Russia shuts Chechen refugee camp

Russian authorities have closed down a Chechen refugee camp in southern Russia, just days ahead of presidential elections in war-torn Chechnya.

Putin is presenting the elections as proof that the war with Chechen separatists is over

“They closed down Bella today,” Ruslan Zhadayev from the Chechen Committee for National Salvation said in Nazran on Wednesday, referring to the camp in Ingushetia, a Russian republic bordering Chechnya.

  

Fifty-three families had been moved to another Ingush refugee camp, but were obliged to sign a document saying they agreed to return to Chechnya or be deprived of food hand-outs, Zhadayev said.

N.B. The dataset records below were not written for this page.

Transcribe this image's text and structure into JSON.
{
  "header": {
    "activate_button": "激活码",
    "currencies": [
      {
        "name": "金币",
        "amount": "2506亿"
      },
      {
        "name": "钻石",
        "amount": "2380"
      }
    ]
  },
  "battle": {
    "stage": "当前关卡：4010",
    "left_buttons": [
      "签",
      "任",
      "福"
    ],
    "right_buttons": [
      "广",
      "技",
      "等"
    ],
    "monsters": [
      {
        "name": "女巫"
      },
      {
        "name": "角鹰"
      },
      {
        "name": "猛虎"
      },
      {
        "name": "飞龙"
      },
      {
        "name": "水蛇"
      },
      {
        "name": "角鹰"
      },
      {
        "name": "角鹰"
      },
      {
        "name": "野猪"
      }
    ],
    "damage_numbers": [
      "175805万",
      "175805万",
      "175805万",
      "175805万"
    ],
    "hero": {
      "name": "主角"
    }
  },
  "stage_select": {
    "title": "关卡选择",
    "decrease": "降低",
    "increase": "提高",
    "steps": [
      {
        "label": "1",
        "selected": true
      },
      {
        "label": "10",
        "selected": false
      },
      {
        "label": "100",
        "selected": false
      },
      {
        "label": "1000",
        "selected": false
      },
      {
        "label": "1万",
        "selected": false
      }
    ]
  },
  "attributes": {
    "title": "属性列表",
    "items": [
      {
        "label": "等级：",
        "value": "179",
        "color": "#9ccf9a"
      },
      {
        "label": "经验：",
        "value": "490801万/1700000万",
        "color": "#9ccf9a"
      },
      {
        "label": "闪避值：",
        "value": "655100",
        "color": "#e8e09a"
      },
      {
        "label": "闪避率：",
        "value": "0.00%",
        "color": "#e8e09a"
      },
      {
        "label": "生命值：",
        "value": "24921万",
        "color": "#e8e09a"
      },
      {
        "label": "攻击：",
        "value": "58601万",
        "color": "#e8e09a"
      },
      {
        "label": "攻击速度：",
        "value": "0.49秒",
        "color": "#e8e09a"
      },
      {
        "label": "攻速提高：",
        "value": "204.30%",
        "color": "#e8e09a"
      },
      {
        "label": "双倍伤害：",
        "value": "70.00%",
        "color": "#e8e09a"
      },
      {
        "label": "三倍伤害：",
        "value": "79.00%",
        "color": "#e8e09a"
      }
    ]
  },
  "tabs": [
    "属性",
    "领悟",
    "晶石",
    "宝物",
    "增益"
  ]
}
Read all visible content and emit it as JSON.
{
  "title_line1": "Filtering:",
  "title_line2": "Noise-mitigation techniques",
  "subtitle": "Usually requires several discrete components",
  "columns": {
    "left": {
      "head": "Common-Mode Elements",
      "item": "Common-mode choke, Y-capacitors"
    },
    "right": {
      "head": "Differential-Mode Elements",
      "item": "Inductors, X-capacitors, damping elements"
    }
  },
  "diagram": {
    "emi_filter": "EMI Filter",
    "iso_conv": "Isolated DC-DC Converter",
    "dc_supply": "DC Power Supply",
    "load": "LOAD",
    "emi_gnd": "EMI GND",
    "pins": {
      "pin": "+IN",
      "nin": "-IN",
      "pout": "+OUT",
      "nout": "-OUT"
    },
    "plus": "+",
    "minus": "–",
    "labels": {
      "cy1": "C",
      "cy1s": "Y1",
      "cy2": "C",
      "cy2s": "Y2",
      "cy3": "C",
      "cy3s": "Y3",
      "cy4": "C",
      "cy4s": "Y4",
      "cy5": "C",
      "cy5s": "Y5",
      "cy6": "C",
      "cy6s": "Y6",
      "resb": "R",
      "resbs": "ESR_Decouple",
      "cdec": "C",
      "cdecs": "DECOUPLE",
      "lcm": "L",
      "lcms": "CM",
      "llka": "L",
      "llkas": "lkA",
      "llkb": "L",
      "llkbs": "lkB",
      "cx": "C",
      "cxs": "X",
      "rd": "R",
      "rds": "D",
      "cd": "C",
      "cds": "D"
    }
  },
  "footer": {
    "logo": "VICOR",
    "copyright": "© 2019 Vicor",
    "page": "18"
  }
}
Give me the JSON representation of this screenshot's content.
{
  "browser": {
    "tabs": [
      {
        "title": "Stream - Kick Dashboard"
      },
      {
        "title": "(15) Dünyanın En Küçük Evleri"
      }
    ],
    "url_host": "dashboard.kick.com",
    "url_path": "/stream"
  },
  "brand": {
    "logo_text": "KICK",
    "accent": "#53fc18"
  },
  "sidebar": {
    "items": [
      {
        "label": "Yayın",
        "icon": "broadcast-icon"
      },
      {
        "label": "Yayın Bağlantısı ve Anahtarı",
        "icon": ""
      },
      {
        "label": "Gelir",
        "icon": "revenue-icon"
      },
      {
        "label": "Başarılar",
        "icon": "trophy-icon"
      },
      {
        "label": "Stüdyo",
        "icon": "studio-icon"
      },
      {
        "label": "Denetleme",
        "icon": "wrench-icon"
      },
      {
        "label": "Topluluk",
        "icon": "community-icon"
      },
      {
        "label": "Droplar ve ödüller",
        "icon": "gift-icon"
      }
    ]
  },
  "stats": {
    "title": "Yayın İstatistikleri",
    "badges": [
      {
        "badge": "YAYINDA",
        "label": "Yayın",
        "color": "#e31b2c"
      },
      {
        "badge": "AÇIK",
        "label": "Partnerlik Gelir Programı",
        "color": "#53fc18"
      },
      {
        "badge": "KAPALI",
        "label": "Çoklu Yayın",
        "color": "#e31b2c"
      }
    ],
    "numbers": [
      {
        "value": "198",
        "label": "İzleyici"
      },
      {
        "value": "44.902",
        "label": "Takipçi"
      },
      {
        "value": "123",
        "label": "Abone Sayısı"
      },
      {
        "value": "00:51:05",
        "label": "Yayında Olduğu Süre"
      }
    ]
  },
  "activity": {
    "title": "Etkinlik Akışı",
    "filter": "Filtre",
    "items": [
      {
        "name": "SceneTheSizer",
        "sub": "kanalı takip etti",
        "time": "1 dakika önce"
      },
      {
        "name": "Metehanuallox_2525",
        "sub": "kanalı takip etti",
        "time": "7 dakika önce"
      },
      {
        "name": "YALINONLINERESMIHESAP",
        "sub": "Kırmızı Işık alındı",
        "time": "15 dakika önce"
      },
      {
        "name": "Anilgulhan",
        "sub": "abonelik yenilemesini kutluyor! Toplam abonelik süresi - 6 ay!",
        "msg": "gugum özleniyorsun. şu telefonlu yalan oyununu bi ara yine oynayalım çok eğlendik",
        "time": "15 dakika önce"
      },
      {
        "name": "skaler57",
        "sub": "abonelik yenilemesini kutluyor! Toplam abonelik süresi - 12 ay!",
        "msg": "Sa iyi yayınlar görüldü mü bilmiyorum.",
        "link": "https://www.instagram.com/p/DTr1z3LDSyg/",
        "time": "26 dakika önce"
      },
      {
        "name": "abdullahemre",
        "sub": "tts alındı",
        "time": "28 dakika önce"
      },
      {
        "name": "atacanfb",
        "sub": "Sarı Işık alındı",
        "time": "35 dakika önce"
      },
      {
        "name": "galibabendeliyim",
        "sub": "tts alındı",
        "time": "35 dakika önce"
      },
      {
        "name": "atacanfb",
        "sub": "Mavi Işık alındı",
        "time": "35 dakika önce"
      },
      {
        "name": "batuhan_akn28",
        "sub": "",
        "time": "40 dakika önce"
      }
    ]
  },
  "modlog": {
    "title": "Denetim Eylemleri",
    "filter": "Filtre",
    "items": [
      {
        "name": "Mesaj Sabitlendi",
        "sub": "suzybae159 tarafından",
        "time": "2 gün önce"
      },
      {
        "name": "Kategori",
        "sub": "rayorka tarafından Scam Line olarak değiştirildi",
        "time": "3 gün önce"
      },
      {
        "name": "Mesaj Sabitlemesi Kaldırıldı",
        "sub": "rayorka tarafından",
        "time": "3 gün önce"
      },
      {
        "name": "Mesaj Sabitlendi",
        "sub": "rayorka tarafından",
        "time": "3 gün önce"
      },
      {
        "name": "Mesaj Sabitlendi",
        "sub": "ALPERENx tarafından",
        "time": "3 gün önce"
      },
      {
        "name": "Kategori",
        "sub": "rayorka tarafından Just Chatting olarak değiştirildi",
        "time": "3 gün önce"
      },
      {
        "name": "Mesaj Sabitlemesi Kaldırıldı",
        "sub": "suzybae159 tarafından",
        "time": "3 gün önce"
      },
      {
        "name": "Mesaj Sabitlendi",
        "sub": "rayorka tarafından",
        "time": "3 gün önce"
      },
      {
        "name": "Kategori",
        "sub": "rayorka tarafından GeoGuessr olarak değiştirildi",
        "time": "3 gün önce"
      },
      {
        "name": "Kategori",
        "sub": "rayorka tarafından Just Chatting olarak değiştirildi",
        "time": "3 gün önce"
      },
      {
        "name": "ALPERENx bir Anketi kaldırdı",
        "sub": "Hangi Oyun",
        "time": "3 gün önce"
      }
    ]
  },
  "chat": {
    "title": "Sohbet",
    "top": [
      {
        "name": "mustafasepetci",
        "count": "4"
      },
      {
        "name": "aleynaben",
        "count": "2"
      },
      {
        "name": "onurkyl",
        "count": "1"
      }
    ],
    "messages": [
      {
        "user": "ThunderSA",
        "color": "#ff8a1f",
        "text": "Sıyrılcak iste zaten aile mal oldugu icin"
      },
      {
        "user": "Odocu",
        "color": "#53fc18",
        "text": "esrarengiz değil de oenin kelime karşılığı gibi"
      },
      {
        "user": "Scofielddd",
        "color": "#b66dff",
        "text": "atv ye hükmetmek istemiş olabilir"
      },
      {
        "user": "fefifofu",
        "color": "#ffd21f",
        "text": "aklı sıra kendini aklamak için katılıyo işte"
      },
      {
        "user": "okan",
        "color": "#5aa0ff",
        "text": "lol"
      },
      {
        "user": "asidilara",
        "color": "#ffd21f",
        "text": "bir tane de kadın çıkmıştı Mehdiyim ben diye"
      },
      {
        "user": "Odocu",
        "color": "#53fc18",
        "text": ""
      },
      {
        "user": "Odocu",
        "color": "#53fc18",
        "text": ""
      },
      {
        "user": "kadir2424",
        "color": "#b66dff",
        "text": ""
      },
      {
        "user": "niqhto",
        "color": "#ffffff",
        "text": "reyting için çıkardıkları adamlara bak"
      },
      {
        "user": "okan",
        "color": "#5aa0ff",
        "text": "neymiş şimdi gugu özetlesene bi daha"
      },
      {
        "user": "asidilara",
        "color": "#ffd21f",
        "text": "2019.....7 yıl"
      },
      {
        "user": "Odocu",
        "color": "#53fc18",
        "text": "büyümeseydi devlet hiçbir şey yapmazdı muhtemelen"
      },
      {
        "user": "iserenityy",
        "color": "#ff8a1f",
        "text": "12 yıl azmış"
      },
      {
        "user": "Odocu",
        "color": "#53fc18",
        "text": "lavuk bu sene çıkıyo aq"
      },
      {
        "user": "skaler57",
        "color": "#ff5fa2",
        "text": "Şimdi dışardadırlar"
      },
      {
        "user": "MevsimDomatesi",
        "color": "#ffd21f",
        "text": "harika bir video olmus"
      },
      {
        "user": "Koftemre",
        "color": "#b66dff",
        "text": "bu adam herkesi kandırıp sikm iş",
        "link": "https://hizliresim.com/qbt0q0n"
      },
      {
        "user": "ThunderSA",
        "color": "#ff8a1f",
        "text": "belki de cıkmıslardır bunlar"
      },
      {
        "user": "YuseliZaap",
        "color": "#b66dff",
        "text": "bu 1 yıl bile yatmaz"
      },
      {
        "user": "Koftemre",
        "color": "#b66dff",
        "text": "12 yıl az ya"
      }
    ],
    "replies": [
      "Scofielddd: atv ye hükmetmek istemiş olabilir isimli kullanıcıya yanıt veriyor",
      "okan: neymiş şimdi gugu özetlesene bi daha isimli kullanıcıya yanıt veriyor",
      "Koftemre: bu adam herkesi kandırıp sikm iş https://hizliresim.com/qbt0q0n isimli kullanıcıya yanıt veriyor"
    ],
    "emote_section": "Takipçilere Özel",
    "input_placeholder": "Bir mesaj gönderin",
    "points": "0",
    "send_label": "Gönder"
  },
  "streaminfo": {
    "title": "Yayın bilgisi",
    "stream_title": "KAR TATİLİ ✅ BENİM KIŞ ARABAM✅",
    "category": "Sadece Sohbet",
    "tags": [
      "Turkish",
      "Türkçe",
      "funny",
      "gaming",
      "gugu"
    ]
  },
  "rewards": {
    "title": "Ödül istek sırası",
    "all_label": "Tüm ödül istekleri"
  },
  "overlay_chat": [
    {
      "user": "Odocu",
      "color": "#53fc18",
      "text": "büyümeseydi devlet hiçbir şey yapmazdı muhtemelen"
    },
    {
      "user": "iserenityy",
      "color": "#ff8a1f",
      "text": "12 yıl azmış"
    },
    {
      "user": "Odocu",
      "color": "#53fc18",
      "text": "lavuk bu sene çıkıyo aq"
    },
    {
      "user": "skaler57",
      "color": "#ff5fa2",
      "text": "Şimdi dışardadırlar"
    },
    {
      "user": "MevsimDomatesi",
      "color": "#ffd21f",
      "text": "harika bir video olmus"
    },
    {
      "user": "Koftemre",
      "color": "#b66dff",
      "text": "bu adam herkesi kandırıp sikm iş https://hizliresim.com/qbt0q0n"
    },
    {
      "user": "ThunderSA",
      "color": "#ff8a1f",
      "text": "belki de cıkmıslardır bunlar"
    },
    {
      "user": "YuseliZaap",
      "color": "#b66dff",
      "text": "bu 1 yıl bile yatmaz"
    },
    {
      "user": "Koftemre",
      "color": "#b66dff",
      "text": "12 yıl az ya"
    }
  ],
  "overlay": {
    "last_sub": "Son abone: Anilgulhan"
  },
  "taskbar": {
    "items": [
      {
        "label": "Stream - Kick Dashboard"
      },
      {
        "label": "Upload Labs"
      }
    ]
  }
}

Bella had a refugee population of 1000.

 

Concern

  

Pro-Russian authorities in Chechnya have announced on several occasions that the tent cities in Ingushetia, which house some 10,000 refugees who fled the war launched by Russian troops in their homeland in 1999, will be closed by 1 October.

  

Relief agencies have voiced concern that this could mean a forced return of refugees by the Russian authorities.

  

Moscow is anxious to have the camps empty by 5 October, when a Kremlin-organised presidential election is due to take place in the Caucasus republic.

  

“The military wanted to cross the Ts and dot the Is,” said the human rights activist.

  

Russian President Vladimir Putin is presenting the election as proof that the four-year war with Chechen separatists is over.